Maps, case documents and original illustrations; 245 pages. (McFarland, Trade paperback 2009)
Body snatchers and grave robbers were the stuff of Victorian lore, but two real-life culprits took the crimes out of the shadowy cemeteries and into criminal court. William Burke and William Hare aided Scottish surgeons competing for anatomical breakthroughs by experimenting on human corpses. This serial killer team filled a void when not enough ‘product’ was available to fill the needs of the surgeons as they proved they could supply some of the freshest ‘product’ in Edinburgh. Local citizens begin to disappear in Edinburgh, Scotland, in 1827 and turn up on the anatomy table of Dr. Robert Knox. As the duo evolved from petty theft to premeditated murder, they unwittingly brought attention to medical practices of the era, leading to Burke’s death by hanging. Interestingly, Hare, the one who committed most of the murders, would be given a deal for testifying against Burke becoming the first and only known serial killer to be released without a trial, but his life would not be an easy one after his release. This account not only explores the work of the resurrectionists, it reflects the nature of serial killers, 1820s criminal law, and Edinburgh’s early role as a seat of European medical research. Readers interested in the legal aspects of these crimes will find the trial testimony included to be a valuable resource.

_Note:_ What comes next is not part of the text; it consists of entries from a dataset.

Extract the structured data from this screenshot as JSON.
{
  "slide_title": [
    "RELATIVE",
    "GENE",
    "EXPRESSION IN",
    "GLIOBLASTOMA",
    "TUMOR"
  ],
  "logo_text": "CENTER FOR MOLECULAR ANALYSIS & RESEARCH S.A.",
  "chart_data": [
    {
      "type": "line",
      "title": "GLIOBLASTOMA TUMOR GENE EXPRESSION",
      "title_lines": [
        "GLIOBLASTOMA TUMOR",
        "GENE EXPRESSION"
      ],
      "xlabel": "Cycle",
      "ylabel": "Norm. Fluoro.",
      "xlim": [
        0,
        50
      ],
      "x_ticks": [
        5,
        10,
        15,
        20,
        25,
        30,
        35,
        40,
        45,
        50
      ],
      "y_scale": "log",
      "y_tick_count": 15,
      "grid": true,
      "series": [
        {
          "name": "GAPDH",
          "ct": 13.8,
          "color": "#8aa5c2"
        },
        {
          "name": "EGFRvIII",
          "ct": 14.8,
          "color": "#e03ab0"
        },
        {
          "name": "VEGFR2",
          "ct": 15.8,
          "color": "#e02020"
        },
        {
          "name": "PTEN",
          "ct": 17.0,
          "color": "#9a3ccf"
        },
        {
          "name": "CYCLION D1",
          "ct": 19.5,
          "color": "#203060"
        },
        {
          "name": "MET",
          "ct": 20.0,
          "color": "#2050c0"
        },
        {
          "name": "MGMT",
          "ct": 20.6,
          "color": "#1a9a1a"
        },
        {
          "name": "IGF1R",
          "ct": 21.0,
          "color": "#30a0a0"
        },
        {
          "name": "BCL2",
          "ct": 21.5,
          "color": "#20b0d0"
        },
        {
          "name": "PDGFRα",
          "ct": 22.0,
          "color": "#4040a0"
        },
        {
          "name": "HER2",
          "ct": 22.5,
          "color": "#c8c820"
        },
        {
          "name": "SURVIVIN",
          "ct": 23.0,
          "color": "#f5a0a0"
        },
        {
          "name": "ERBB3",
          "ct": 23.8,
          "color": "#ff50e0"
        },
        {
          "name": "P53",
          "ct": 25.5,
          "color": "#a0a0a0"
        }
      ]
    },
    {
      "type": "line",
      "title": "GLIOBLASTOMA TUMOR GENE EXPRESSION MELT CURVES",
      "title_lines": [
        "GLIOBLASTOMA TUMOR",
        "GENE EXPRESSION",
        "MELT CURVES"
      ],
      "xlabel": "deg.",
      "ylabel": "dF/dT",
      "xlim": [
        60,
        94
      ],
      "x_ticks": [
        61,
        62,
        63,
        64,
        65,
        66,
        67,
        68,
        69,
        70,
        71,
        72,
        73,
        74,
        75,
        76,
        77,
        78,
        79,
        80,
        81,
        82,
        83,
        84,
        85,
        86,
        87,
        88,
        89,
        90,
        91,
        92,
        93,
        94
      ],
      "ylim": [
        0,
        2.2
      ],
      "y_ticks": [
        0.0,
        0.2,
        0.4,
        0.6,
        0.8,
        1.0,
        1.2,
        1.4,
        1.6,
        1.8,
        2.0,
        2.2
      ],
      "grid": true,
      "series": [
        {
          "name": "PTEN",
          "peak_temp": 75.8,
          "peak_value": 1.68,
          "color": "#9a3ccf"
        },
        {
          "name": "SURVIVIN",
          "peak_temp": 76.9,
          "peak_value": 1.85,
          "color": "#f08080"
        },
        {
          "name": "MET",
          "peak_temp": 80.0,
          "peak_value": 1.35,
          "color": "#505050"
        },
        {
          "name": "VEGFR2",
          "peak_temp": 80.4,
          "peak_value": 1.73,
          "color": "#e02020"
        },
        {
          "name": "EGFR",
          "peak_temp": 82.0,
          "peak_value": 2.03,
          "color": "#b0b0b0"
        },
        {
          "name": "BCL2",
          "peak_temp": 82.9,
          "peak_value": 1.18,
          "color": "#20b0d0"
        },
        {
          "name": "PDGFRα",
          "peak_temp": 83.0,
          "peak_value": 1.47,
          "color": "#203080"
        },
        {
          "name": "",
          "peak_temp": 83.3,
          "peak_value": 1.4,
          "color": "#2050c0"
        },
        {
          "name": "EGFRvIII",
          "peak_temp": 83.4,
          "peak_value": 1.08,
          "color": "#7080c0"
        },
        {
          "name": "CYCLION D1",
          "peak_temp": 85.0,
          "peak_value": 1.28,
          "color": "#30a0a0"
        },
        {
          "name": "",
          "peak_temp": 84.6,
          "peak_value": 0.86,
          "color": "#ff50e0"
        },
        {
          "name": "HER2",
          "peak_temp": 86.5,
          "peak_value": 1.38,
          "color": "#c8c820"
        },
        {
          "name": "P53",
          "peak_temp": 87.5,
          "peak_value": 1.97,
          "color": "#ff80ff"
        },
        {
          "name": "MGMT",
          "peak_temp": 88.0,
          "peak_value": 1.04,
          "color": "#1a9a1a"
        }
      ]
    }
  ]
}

Murder Files from Scotland Yard and the Black Museum
Details several 19th and early 20th century crime cases from the files of Scotland Yard.
Illustrated 256 pages. (Exposit Books, Trade paperback 2018)
From the files of Scotland Yard’s “Black Museum” come true crime stories of some of the most infamous murder cases of the 19th and 20th centuries–the Lambeth Poisoner, “baby farmer” Amelia Elizabeth Dyer, the Gentleman Vampire of Bournemouth, the Brides in the Bath Murders, the Rillington Place murders and many others. Along the way, investigators pass a number of crime-solving milestones, included the first use of fingerprint technology, the early use of photography and the first time “The Yard” enlisted the press to help hunt down a killer.
The Space Shuttle Program: How NASA Lost Its Way, 2009
This critical study of NASA’s space shuttle program provides an in-depth examination of the events, decisions, and policies that may have contributed to the horrific destruction of the shuttles Challenger and Columbia. It first traces the early development of NASA’s shuttle program, specifically examining the problems associated with the designs of shuttles OV-099 (which was to become Challenger) and OV-102 (which was to become Columbia). The reader is then taken through a detailed look at the first successful flights made by Challenger and Columbia and the cancellation of top-secret Shuttle flight 51-C (which would have launched under nearly identical weather conditions as the ill-fated Challenger). An in-depth assessment of the shuttles’ disastrous final launches follows, including detailed accounts of the post-flight search and rescue operations, the official investigations into each accident, and the impact of each disaster on the future of NASA’s manned space program.